MindConnect-NodeJS - CLI - Data Lake

Introduction

The Integrated Data Lake (IDL) is a repository that allows you to store structured and unstructured data in its native format until it is needed. It handles large data pools for which the schema and data requirements are not defined until the data is queried. This offers more agility and flexibility than traditional data management systems.

The Integrated Data Lake Service allows you to store your data as is, analyze it using dashboards and visualizations or use it for big data processing, real-time analytics, and machine learning.

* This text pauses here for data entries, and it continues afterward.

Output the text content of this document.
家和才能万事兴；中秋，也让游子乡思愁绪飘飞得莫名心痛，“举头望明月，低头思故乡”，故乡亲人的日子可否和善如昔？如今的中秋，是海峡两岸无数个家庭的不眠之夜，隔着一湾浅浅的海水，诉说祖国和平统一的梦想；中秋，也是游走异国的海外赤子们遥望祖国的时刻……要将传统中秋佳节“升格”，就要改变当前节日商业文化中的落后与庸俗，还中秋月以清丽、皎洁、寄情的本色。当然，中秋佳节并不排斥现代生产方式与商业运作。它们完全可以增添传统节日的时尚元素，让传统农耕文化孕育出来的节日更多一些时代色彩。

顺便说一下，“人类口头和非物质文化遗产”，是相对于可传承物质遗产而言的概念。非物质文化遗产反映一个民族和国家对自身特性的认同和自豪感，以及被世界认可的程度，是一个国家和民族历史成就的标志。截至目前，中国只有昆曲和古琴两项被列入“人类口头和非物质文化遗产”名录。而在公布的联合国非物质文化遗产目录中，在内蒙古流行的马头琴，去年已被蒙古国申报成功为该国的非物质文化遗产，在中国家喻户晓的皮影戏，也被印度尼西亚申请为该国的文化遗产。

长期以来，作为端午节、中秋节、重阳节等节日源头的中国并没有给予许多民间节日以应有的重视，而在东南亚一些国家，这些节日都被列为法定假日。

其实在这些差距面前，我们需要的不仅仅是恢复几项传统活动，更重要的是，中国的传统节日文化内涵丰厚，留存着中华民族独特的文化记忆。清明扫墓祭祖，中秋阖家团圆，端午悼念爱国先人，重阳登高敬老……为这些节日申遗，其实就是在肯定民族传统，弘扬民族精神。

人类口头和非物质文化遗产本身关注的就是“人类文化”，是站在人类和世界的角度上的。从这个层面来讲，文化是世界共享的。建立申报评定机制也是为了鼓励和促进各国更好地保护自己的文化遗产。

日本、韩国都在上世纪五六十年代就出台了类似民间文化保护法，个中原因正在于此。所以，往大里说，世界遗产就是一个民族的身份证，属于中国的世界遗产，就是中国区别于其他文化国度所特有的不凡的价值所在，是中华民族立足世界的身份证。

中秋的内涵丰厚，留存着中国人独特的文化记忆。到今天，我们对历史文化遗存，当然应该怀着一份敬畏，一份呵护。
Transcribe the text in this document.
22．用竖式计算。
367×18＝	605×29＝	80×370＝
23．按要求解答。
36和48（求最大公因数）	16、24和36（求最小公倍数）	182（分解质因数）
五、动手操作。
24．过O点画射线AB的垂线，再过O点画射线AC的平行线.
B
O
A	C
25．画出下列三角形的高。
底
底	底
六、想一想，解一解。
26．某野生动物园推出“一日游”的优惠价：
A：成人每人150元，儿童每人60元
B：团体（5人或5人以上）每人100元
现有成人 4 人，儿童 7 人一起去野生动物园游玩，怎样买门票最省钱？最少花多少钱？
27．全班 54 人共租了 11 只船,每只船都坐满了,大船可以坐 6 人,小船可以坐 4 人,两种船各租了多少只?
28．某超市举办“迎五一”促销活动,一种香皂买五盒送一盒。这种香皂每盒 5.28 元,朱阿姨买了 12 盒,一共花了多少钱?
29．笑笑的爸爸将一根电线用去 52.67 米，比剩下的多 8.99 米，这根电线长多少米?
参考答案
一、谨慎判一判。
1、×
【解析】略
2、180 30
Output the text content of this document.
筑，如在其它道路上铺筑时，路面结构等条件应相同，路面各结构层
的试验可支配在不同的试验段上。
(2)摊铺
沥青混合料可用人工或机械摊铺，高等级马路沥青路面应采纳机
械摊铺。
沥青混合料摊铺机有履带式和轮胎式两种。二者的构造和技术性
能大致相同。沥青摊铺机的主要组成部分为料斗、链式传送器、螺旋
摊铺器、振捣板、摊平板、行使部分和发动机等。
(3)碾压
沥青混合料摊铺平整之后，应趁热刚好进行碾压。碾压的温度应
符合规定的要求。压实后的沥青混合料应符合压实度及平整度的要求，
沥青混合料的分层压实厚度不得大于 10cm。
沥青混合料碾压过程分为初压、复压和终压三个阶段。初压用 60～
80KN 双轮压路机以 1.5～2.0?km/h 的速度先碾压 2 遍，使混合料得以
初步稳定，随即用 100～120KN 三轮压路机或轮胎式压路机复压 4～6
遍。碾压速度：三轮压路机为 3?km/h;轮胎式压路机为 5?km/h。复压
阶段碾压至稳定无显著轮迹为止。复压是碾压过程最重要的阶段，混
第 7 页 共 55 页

The data lake access can be purchased at Siemens Digital Exchange.

Overview

The mc data-lake command can be used to configure the data lake access, get data lake access tokens, generate signed urls for upload and download and also upload the files to datalake. Here is the overview for the command:

$ mc data-lake --help
Usage: mc data-lake|dlk [options]

manage data lake, data lake access permissions and STS tokens *

Options:
  -m, --mode [...]                   mode: list | write | delete | readtoken | writetoken | uploadurl | downloadurl | upload
                                      (default:"list")
  -f, --file <file>                  file to upload
  -l, --shell [bash|ps|cmd]          output format for STS token [bash | ps | cmd] (default: "bash")
  -p, --path <path>                  path for read/write token or uploadUrl downloadUrl comamand
  -i, --permissionid <permissionid>  permission id for delete operation
  -s, --subtenantid <subtenantid>    subtenant id
  -d, --duration <duration>          duration in seconds (default: "3600")
  -k, --passkey <passkey>            passkey
  -y, --retry <number>               retry attempts before giving up (default: "3")
  -v, --verbose                      verbose output
  -h, --help                         display help for command

  Examples:

    mc data-lake --mode list                    lists all configured permissions for data lake
    mc data-lake --mode write                   allow writing to the data lake
    mc data-lake --mode write --path data/      allow writing to the data lake from data/ folder
    mc data-lake --mode readtoken               create AWS STS Token with read rights
    mc data-lake --mode writetoken              create AWS STS Token with write rights from data lake root
    mc data-lake --mode writetoken --path data/ create AWS STS Token with write rights from data/ folder
    mc data-lake --mode delete --permissionid  <permissionid>                    delete writing permission with selected permissionid
    mc data-lake --mode upload --file CHANGELOG.md --path uploads/CHANGELOG.md   upload file to data lake
    mc data-lake --mode downloadurl --path uploads/CHANGELOG.md                  generate download url for the path

  Additional Information:

    Purchasing Data Lake: https://www.dex.siemens.com/mindsphere/applications/integrated-data-lake
    Data Lake APIs: https://developer.mindsphere.io/apis/iot-integrated-data-lake/api-integrated-data-lake-overview.html

  Important:

  Authentication with service credentials or app credentials:

        - either append option [--passkey <your passkey>] to the command
        - or create environment variable MDSP_PASSKEY with your current passkey

  Authentication with borrowed session cookie and xsrf-token cookie:

        - create environment variables MDSP_HOST , MDSP_SESSION and MDSP_XSRF_TOKEN using borrowed cookies

  Full Documentation:

    https://opensource.mindsphere.io/docs/mindconnect-nodejs/cli/setting-up-the-cli.html

Enabling Access to Data Lake Paths

Currently all tenants and subtenants have enabled read permission at the root level. You can manage the write permissions by using mc data-lake --mode write command.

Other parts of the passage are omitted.